# Laplace in Spherical and Cylindrical Coordinates

1. Oct 16, 2015

### SarahAlbert

1. The problem statement, all variables and given/known data

I'm suppose to verify the given Laplace in (a) Cartesian (b) Sperical and (c) Cylindrical coordinates. (a) was easy enough but I need to know if I'm doing (b) and (c) correctly. I don't need a solution, I simply need to know if the my Spherical formula is correct, my Cylindrical formula is correct and lastly, if my value of p is the same for both (b) and (c). is p=rsinθ valid for both Cylindrical and Spherical points?

2. Relevant equations

3. The attempt at a solution

#### Attached Files:

• ###### Screen Shot 2015-10-16 at 3.37.14 AM.png
File size:
31 KB
Views:
58
2. Oct 16, 2015

### jssamp

[EDIT]
Hold on, I was confused by theta/phi ambiguity and your component ordering.
You have the correct spherical vector but in an unfamiliar order.
Since I typed all of this I will not leave it in case anybody else is helped by it.
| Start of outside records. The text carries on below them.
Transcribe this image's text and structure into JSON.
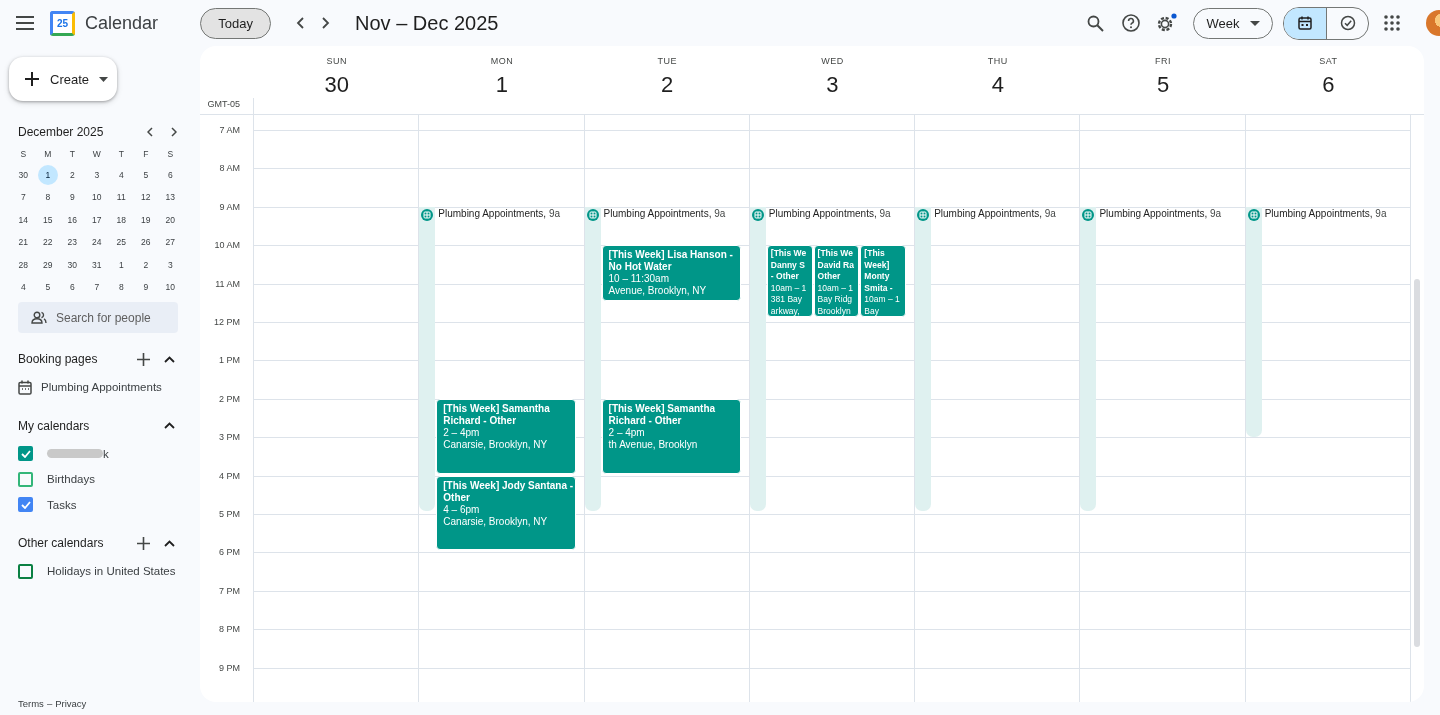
{
  "topbar": {
    "app_name": "Calendar",
    "logo_text": "25",
    "today": "Today",
    "title": "Nov – Dec 2025",
    "view": "Week",
    "view_toggle": [
      {
        "kind": "calendar",
        "selected": true
      },
      {
        "kind": "tasks",
        "selected": false
      }
    ],
    "settings_dot": true
  },
  "sidebar": {
    "create": "Create",
    "mini_calendar": {
      "title": "December 2025",
      "weekdays": [
        "S",
        "M",
        "T",
        "W",
        "T",
        "F",
        "S"
      ],
      "weeks": [
        [
          {
            "d": "30",
            "selected": false
          },
          {
            "d": "1",
            "selected": true
          },
          {
            "d": "2",
            "selected": false
          },
          {
            "d": "3",
            "selected": false
          },
          {
            "d": "4",
            "selected": false
          },
          {
            "d": "5",
            "selected": false
          },
          {
            "d": "6",
            "selected": false
          }
        ],
        [
          {
            "d": "7",
            "selected": false
          },
          {
            "d": "8",
            "selected": false
          },
          {
            "d": "9",
            "selected": false
          },
          {
            "d": "10",
            "selected": false
          },
          {
            "d": "11",
            "selected": false
          },
          {
            "d": "12",
            "selected": false
          },
          {
            "d": "13",
            "selected": false
          }
        ],
        [
          {
            "d": "14",
            "selected": false
          },
          {
            "d": "15",
            "selected": false
          },
          {
            "d": "16",
            "selected": false
          },
          {
            "d": "17",
            "selected": false
          },
          {
            "d": "18",
            "selected": false
          },
          {
            "d": "19",
            "selected": false
          },
          {
            "d": "20",
            "selected": false
          }
        ],
        [
          {
            "d": "21",
            "selected": false
          },
          {
            "d": "22",
            "selected": false
          },
          {
            "d": "23",
            "selected": false
          },
          {
            "d": "24",
            "selected": false
          },
          {
            "d": "25",
            "selected": false
          },
          {
            "d": "26",
            "selected": false
          },
          {
            "d": "27",
            "selected": false
          }
        ],
        [
          {
            "d": "28",
            "selected": false
          },
          {
            "d": "29",
            "selected": false
          },
          {
            "d": "30",
            "selected": false
          },
          {
            "d": "31",
            "selected": false
          },
          {
            "d": "1",
            "selected": false
          },
          {
            "d": "2",
            "selected": false
          },
          {
            "d": "3",
            "selected": false
          }
        ],
        [
          {
            "d": "4",
            "selected": false
          },
          {
            "d": "5",
            "selected": false
          },
          {
            "d": "6",
            "selected": false
          },
          {
            "d": "7",
            "selected": false
          },
          {
            "d": "8",
            "selected": false
          },
          {
            "d": "9",
            "selected": false
          },
          {
            "d": "10",
            "selected": false
          }
        ]
      ]
    },
    "search_people": {
      "placeholder": "Search for people"
    },
    "sections": [
      {
        "title": "Booking pages",
        "addable": true,
        "expanded": true,
        "items": [
          {
            "kind": "booking",
            "label": "Plumbing Appointments"
          }
        ]
      },
      {
        "title": "My calendars",
        "addable": false,
        "expanded": true,
        "items": [
          {
            "kind": "checkbox",
            "label": "k",
            "redacted": true,
            "checked": true,
            "color": "#009688"
          },
          {
            "kind": "checkbox",
            "label": "Birthdays",
            "redacted": false,
            "checked": false,
            "color": "#33b679"
          },
          {
            "kind": "checkbox",
            "label": "Tasks",
            "redacted": false,
            "checked": true,
            "color": "#4285f4"
          }
        ]
      },
      {
        "title": "Other calendars",
        "addable": true,
        "expanded": true,
        "items": [
          {
            "kind": "checkbox",
            "label": "Holidays in United States",
            "redacted": false,
            "checked": false,
            "color": "#0b8043"
          }
        ]
      }
    ],
    "footer": {
      "links": [
        "Terms",
        "Privacy"
      ],
      "separator": "–"
    }
  },
  "week": {
    "timezone": "GMT-05",
    "hours": [
      "7 AM",
      "8 AM",
      "9 AM",
      "10 AM",
      "11 AM",
      "12 PM",
      "1 PM",
      "2 PM",
      "3 PM",
      "4 PM",
      "5 PM",
      "6 PM",
      "7 PM",
      "8 PM",
      "9 PM"
    ],
    "days": [
      {
        "name": "SUN",
        "date": "30"
      },
      {
        "name": "MON",
        "date": "1",
        "booking": {
          "label": "Plumbing Appointments,",
          "time": "9a",
          "ends_early": false
        },
        "events": [
          {
            "title_lines": [
              "[This Week] Samantha",
              "Richard - Other"
            ],
            "detail_lines": [
              "2 – 4pm",
              "Canarsie, Brooklyn, NY"
            ]
          },
          {
            "title_lines": [
              "[This Week] Jody Santana -",
              "Other"
            ],
            "detail_lines": [
              "4 – 6pm",
              "Canarsie, Brooklyn, NY"
            ]
          }
        ]
      },
      {
        "name": "TUE",
        "date": "2",
        "booking": {
          "label": "Plumbing Appointments,",
          "time": "9a",
          "ends_early": false
        },
        "events": [
          {
            "title_lines": [
              "[This Week] Lisa Hanson -",
              "No Hot Water"
            ],
            "detail_lines": [
              "10 – 11:30am",
              "Avenue, Brooklyn, NY"
            ]
          },
          {
            "title_lines": [
              "[This Week] Samantha",
              "Richard - Other"
            ],
            "detail_lines": [
              "2 – 4pm",
              "th Avenue, Brooklyn"
            ]
          }
        ]
      },
      {
        "name": "WED",
        "date": "3",
        "booking": {
          "label": "Plumbing Appointments,",
          "time": "9a",
          "ends_early": false
        },
        "events": [
          {
            "title_lines": [
              "[This We",
              "Danny S",
              "- Other"
            ],
            "detail_lines": [
              "10am – 1",
              "381 Bay",
              "arkway,"
            ]
          },
          {
            "title_lines": [
              "[This We",
              "David Ra",
              "Other"
            ],
            "detail_lines": [
              "10am – 1",
              "Bay Ridg",
              "Brooklyn"
            ]
          },
          {
            "title_lines": [
              "[This",
              "Week]",
              "Monty",
              "Smita -"
            ],
            "detail_lines": [
              "10am – 1",
              "Bay"
            ]
          }
        ]
      },
      {
        "name": "THU",
        "date": "4",
        "booking": {
          "label": "Plumbing Appointments,",
          "time": "9a",
          "ends_early": false
        }
      },
      {
        "name": "FRI",
        "date": "5",
        "booking": {
          "label": "Plumbing Appointments,",
          "time": "9a",
          "ends_early": false
        }
      },
      {
        "name": "SAT",
        "date": "6",
        "booking": {
          "label": "Plumbing Appointments,",
          "time": "9a",
          "ends_early": true
        }
      }
    ]
  }
}
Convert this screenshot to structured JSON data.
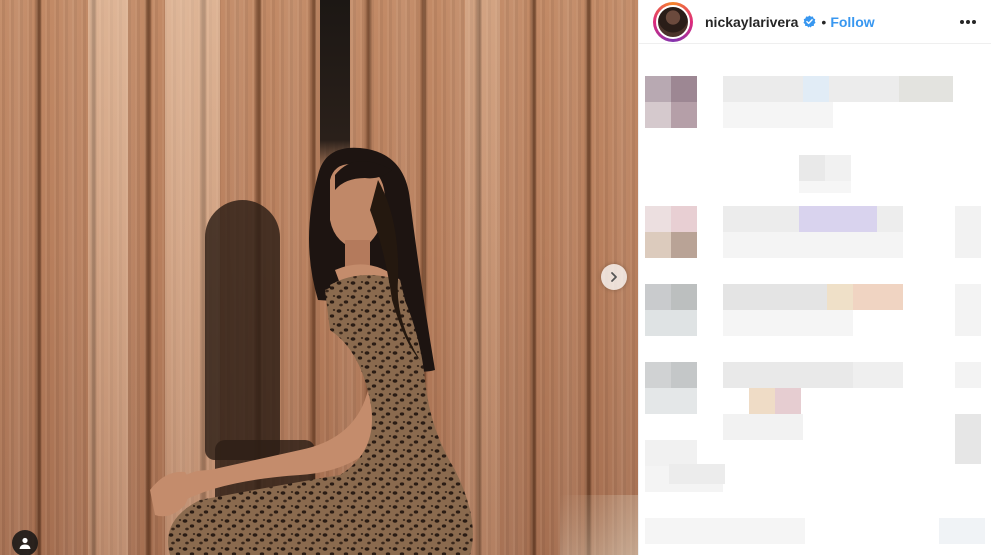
{
  "post": {
    "username": "nickaylarivera",
    "separator": "•",
    "follow_label": "Follow"
  },
  "icons": {
    "verified": "verified-badge-icon",
    "more": "more-options-icon",
    "next": "chevron-right-icon",
    "tag": "user-tag-icon"
  },
  "colors": {
    "follow": "#3897f0",
    "username": "#262626",
    "verified": "#3897f0"
  }
}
What is p=rsinθ? the value of function f or the radial unit variable in spherical because you used r not p in the formula. I use ρ,φ,θ in spherical to distinguish from r, θ, z

Almost right. pretty close. Cylindrical looks good. But Spherical is off in the two angular variables. You might beak it up into two operations. Laplacian is basically the divergence of the gradient of a scalar field. In cylindrical the azimuthal differential , rdθ , depends on r and θ because to move in the θ direction length is an arc depending on radius. In spherical your surface differential depends on r, Φ, and θ. to get an area on the surface of a sphere, coming down from north pole your distance is an arc with differential length rsinθ just like cylindrical turned vertically but then the other dimension is rsinΦ or r^2sinθsinΦ. That is the differential unit surface.

It looks like you have f a function of r and θ. If this is the case the you need to keep them in and do the derivatives instead on pulling them out of the del operator like they were constants. if your function is rsinθ you have 1/r^2 d/dr( r^2 d/dr( rsinθ)) then 1/r^2 d/dr( r^2 sinθ) last 2sinθ/r. this is the final r hat component. In the formula you posted the derivatives were shown as two nested derivatives instead of the double derivative d^2/dr^2 for this reason. The same for the zenith variable (down from z axis, some use theta some use phi). For the azimuth variable (around the equator) this is worked out.

Last edited: Oct 16, 2015